All sides of a square are equal.

Let the side of the square be x dm.

If the length of the side of the square is increased by 4 dm, then the length will be equal to: (x + 4) dm.

If the length of the side of the square is reduced by 6 dm, then the length will be equal to: (x – 6) dm.

So, we have a rectangle with sides: a = (x + 4) dm; in = (x – 6) dm.

Its area is 56 dm2. It is calculated by the formula: S = a x in.

We substitute in the formula the values ​​of the lengths of the sides of the rectangle and we get the equation:

(x + 4) x (x – 6) = 56.

We transform the equation by expanding the brackets:

x2 – 6x + 4x – 24 = 56.

x2 – 2x – 24 – 56 = 0.

x2 – 2x – 80 = 0 is a quadratic equation.

Find the discriminant: D = (-2) 2 – 4 x 1 x (-80) = 4 + 320 = 324.

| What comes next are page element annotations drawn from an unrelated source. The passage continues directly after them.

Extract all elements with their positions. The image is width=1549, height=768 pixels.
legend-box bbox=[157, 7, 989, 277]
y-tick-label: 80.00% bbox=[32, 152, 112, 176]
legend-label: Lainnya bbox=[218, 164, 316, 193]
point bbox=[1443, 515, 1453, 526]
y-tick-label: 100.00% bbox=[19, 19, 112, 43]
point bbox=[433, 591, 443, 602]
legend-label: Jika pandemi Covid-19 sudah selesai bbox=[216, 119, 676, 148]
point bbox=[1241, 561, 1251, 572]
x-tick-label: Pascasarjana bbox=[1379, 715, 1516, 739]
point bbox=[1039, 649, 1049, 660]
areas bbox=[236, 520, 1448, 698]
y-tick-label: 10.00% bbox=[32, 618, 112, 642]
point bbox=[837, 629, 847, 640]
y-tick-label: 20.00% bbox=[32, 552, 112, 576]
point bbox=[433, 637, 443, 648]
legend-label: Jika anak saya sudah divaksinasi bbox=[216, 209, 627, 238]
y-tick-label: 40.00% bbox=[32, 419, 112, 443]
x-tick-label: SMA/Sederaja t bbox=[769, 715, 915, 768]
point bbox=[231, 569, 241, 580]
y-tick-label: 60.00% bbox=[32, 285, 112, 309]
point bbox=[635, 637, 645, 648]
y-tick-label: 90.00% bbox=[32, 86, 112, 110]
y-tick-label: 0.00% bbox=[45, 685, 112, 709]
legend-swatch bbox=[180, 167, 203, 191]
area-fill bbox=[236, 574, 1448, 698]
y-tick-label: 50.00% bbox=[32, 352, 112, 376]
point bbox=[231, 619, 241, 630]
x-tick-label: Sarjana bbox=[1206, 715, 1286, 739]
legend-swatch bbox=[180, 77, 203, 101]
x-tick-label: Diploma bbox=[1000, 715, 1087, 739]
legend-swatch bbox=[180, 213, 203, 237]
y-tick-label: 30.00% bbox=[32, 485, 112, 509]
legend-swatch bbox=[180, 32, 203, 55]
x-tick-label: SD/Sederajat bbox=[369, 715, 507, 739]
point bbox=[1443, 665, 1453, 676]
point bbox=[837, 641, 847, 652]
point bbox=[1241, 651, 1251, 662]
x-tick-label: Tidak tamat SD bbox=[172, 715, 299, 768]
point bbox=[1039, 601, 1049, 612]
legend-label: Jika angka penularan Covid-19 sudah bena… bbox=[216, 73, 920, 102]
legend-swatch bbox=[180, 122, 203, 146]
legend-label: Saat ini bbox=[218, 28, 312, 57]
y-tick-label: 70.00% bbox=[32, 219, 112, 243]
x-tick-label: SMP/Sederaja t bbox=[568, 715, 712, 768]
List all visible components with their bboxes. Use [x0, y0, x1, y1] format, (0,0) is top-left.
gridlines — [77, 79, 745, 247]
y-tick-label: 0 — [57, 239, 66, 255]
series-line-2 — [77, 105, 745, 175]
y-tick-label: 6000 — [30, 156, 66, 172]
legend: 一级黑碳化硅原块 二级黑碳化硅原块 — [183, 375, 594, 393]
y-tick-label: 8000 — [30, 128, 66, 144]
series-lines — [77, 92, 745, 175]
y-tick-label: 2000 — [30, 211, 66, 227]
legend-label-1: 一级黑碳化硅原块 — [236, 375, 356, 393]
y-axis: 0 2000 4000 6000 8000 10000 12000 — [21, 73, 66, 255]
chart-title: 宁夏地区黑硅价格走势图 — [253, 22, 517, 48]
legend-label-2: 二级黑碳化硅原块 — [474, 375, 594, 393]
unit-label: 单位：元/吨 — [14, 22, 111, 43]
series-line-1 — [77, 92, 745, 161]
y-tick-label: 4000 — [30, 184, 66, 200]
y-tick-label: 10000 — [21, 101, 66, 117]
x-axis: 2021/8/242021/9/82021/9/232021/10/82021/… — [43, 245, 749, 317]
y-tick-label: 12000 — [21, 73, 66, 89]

D is greater than zero, so the equation has 2 roots:

x1 = (- (-2) + √324) / 2 = (2 + 18) / 2 = 20/2 = 10.

x2 = (- (-2) – √324) / 2 = (2 – 18) / 2 = -16 / 2 = -8 – this root does not fit, because x is the length of the side of the square, and its value cannot be expressed as a negative number.

Hence, x = 10 dm.

Answer: the length of the side of the square is 10 dm.